2017 election could eclipse candidate record

Although the total number of candidates who will contest the May 24 vote probably will not be known until nomination day, March 29, it is easily possible that a new record number of political hopefuls could be set.

As of Friday, the total number of either declared or potential candidates tallied by the Cayman Compass for the general election was 61.

The largest number of candidates ever to stand for election in the Cayman Islands is 57, according to elections office records.

That number has been achieved in two contests: in November 2000 and in May 2013, the last general election on the islands.

With 19 single-member constituent districts open to candidates for the first time, multiple candidacies have already been declared in some of the districts.

For instance, in George Town Central, three candidates have announced – Premier Alden McLaughlin, Kenneth Bryan and Frank McField. In North Side district, three candidates are already expected to contest the election, and a fourth is considering a run.

If all 19 political constituencies end up with just three candidates running in each, the current record number of candidates in one election would already be equaled. It is possible some constituencies will have quite a few more challengers than that.

Call it “the Trump effect.”

Both Premier McLaughlin and Opposition Leader McKeeva Bush have said on separate occasions that there appears to be a global trend in politics of late, in which some “fundamental principles” have been revealed, highlighted by the Brexit vote in the U.K., Germany’s regional elections and U.S. President Donald Trump’s victory, all in 2016.

“[There has been] a change in the global economy in the post-recession world and what appears to be the rise of populism and extreme nationalism in some countries,” Mr. McLaughlin said during a speech in late November.

A number of independent politicians in Cayman have privately or publicly cited Mr.

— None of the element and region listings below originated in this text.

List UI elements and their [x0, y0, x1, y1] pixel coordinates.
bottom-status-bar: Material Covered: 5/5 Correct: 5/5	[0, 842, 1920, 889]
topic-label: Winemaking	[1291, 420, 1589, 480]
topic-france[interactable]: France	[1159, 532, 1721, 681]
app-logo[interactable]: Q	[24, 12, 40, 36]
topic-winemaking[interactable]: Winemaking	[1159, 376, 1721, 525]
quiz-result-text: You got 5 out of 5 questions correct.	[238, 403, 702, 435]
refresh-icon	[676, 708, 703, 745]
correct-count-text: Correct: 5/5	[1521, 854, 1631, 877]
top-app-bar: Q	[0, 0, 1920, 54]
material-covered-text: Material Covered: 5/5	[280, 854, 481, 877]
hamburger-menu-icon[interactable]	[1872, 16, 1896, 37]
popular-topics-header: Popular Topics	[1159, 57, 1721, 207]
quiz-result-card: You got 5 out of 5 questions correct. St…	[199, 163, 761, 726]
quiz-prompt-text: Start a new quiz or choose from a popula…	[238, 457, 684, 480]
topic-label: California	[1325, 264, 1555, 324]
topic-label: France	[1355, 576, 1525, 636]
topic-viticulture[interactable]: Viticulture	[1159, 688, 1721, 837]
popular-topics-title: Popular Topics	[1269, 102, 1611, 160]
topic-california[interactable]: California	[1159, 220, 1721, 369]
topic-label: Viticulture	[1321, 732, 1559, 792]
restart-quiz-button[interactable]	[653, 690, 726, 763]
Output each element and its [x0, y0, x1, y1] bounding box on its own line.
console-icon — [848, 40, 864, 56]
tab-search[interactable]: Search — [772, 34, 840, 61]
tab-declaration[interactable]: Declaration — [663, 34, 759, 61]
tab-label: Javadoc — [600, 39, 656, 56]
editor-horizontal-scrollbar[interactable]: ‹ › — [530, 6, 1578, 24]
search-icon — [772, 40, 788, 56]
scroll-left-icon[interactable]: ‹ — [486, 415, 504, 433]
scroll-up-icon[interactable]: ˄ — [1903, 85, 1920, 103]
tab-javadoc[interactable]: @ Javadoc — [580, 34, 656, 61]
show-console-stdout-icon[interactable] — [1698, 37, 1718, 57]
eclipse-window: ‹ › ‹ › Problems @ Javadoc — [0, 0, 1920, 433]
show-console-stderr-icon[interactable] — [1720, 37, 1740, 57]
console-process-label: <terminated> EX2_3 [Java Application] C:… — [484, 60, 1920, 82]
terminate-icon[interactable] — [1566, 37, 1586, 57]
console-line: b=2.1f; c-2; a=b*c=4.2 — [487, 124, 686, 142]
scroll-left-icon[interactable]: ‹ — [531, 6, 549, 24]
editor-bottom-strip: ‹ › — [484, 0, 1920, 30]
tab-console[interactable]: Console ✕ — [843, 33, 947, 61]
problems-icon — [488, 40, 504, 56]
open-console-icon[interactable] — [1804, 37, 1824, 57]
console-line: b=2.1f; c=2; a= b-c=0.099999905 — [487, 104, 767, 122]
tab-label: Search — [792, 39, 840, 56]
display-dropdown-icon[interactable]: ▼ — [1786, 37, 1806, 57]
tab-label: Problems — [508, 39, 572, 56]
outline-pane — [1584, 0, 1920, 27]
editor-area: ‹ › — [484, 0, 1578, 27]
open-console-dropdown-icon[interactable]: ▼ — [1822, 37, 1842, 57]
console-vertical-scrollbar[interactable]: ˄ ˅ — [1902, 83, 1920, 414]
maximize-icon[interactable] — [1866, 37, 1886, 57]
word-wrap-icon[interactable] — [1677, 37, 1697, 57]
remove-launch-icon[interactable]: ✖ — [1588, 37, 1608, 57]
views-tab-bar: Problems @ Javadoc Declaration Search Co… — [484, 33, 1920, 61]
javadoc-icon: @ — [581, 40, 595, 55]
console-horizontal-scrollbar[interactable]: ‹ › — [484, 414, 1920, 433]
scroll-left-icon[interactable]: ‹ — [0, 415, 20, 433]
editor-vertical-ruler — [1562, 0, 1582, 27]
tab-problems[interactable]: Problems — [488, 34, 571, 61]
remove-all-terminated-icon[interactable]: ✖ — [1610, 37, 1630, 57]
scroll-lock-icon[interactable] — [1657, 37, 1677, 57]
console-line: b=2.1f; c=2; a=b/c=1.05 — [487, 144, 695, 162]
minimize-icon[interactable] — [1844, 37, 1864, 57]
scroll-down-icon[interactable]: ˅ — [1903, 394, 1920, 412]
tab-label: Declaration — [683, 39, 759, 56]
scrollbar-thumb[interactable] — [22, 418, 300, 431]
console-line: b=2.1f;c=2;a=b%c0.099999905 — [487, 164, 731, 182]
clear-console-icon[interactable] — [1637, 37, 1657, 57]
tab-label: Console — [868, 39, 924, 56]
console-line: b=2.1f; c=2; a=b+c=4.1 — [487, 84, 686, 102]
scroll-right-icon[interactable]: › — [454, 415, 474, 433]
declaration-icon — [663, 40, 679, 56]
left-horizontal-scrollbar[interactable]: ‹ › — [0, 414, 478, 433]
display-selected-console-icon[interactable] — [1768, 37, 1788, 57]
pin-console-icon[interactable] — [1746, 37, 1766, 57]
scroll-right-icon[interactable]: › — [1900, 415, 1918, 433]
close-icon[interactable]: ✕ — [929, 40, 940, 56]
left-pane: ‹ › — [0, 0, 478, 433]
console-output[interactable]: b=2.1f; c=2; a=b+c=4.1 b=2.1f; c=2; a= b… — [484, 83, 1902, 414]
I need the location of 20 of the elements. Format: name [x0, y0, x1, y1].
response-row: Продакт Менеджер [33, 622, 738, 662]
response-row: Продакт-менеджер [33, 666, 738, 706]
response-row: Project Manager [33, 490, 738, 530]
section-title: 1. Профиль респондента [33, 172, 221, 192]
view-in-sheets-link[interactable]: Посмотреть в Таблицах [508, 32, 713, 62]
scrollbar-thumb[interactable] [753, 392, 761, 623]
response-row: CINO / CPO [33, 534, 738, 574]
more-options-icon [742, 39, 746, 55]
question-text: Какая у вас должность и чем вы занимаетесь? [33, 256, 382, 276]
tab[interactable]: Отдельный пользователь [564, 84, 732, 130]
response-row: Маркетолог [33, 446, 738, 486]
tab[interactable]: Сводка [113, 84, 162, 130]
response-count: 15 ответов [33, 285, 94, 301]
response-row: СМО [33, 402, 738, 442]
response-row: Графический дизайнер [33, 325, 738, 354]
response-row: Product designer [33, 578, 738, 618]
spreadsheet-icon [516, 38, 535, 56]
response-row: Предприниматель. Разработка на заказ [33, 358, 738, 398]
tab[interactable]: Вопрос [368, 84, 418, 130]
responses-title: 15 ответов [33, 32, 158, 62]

Trump’s surprise victory, in particular, as giving them hope of success outside of the political establishment.

“If you’re close to the ground and you’re listening to the people in Cayman, you won’t be shocked in May [the date of Cayman’s general election] when the people once again throw out the establishment,” Bodden Town MLA Alva Suckoo said.

The effect of Trump’s success in the U.S. elections has clearly buoyed some Cayman Islands candidates’ views of their own chances in the next election.

Education Minister Tara Rivers has been heard in the Legislative Assembly borrowing from Trump’s phrase “make America great again,” but substituting Cayman for America.

The anticipated number of candidates cannot all be put down to Mr. Trump’s success in the last U.S. election. Cayman has switched to a one man, one vote general election system this year for the first time since the 1950s.

According to the local voting system’s chief architect, American political scientist Lisa Handley, the single-member district voting system makes it more attractive for underfunded independent candidates to seek office.

“In single-member constituencies, it’s much easier for independents who don’t have any party ties to run [for office] because the number of voters you have to reach is smaller; it’s less expensive,” Ms. Handley said.

Premier McLaughlin does not view it that way, and has said many times that the one man, one vote system would likely serve to cement political parties even further in Cayman, as it has in the rest of the Caribbean.

In most Caribbean countries with single-member voting districts, two major political parties have dominated for decades. In Jamaica’s 2011 election, for instance, the People’s National Party received about 53 percent of the vote, with 47 percent of the vote going to the Jamaica Labour Party. Four other political parties that contested the election received only about 1,000 votes among them, out of more than 800,000 cast.